Ex 4: Selectivity with time- and age-varying random effects
Source:vignettes/ex04_selectivity.Rmd
ex04_selectivity.RmdIn this vignette we walk through an example using the
wham (WHAM = Woods Hole Assessment Model) package to run a
state-space age-structured stock assessment model. WHAM is a
generalization of code written for Miller et al. (2016)
and Xu et
al. (2018), and in this example we apply WHAM to the same stock,
Southern New England / Mid-Atlantic Yellowtail Flounder.
Here we assume you already have wham installed. If not,
see the Introduction.
This is the 4th wham example, which builds off model
m4 from example
1:
full state-space model (numbers-at-age are random effects for all ages,
NAA_re = list(sigma='rec+1',cor='iid'))logistic normal age compositions, treating observations of zero as missing (
age_comp = "logistic-normal-miss0")random-about-mean recruitment (
recruit_model = 2)no environmental covariate (
ecov = NULL)2 indices
fit to 1973-2016 data
In example 4, we demonstrate the time-varying selectivity options in WHAM for both logistic and age-specific selectivity:
none: time-constantiid: parameter- and year-specific (random effect) deviations from mean selectivity parametersar1: as above, but estimate correlation across logistic parametersar1_y: as above, but estimate correlation across years2dar1: as above, but estimate correlation across both years and parameters
Note that each of these options can be applied to any selectivity block (and therefore fleet/catch or index/survey).
1. Load data
Open R and load the wham package:
For a clean, runnable .R script, look at
ex4_selectivity.R in the example_scripts
folder of the wham package. You can run this entire example
script with:
wham.dir <- find.package("wham")
source(file.path(wham.dir, "example_scripts", "ex4_selectivity.R"))Let’s create a directory for this analysis:
# choose a location to save output, otherwise will be saved in working directory
write.dir <- "choose/where/to/save/output" # need to change e.g., tempdir(check=TRUE)
dir.create(write.dir)
setwd(write.dir)We need the same data files as in example
1. Read in ex1_SNEMAYT.dat:
asap3 <- read_asap3_dat(file.path(wham.dir,"extdata","ex1_SNEMAYT.dat"))2. Specify selectivity model options
We are going to run 8 models that differ only in the selectivity options:
# m1-m5 logistic, m6-m9 age-specific
sel_model <- c(rep("logistic",3), rep("age-specific",5))
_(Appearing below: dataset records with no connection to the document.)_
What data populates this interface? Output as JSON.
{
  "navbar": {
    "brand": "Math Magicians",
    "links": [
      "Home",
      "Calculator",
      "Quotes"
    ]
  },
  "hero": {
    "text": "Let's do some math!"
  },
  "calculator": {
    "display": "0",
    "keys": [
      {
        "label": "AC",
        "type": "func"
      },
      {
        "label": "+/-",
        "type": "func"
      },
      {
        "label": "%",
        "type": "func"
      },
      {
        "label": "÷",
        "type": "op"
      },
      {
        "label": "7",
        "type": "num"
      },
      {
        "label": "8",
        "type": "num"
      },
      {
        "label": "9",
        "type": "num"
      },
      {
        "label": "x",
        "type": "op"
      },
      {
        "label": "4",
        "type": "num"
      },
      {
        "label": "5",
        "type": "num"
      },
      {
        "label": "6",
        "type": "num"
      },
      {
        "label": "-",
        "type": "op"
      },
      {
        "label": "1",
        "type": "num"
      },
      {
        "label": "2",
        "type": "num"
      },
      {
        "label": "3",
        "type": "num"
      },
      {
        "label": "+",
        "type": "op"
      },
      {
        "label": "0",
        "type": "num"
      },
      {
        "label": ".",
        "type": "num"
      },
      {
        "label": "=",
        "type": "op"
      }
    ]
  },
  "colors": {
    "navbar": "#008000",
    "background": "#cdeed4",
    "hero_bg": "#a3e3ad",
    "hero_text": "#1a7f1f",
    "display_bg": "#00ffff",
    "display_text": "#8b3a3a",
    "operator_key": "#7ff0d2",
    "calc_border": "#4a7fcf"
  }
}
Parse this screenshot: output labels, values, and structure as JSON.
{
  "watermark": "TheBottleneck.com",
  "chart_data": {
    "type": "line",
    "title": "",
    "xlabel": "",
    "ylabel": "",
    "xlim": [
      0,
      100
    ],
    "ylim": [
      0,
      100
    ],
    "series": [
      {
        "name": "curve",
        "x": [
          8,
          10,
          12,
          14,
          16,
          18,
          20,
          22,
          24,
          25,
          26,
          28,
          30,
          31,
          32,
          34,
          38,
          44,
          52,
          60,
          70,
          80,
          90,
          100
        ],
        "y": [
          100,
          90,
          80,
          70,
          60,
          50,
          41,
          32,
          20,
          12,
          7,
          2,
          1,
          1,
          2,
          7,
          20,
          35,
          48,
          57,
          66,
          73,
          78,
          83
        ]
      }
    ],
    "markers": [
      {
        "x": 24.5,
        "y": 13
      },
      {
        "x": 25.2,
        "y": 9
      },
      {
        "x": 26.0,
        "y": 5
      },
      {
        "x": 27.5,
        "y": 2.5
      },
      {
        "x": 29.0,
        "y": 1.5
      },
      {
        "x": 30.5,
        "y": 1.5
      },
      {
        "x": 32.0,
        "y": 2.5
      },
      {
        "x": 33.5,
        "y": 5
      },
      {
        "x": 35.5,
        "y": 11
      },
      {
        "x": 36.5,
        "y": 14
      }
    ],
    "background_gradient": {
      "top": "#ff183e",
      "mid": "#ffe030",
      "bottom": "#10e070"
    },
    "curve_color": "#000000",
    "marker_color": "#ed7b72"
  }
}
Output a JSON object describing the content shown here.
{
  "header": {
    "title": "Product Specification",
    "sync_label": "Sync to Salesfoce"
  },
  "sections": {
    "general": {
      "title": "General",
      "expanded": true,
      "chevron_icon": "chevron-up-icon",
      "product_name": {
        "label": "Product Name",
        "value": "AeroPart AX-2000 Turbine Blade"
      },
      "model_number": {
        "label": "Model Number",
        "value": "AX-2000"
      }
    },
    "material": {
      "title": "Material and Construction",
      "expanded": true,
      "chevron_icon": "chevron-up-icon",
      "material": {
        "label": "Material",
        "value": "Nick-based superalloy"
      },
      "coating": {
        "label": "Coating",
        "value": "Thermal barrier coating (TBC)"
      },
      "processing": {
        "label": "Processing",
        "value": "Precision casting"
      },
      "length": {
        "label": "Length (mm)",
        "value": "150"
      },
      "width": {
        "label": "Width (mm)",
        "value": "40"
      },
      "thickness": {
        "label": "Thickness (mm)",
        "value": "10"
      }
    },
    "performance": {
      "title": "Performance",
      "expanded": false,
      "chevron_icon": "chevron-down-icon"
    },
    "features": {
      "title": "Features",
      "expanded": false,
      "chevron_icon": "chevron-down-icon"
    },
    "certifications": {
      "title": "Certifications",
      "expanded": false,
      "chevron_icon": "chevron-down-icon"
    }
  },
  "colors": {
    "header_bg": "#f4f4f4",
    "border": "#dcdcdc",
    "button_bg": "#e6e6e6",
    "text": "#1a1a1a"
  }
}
# time-varying options for each of 3 blocks (b1 = fleet, b2-3 = indices)
sel_re <- list(c("none","none","none"), # m1-m4 logistic
c("iid","none","none"),
# c("ar1","none","none"), #can't get a converged model for logistic with two re and two fe for
c("2dar1","none","none"),
c("none","none","none"), # m4-m8 age-specific
c("iid","none","none"),
c("ar1","none","none"), #will map all age-specific (mean) parameters to one estimated value
c("ar1_y","none","none"),
c("2dar1","none","none"))
n.mods <- length(sel_re)
# summary data frame
df.mods <- data.frame(Model=paste0("m",1:n.mods),
Selectivity=sel_model, # Selectivity model (same for all blocks)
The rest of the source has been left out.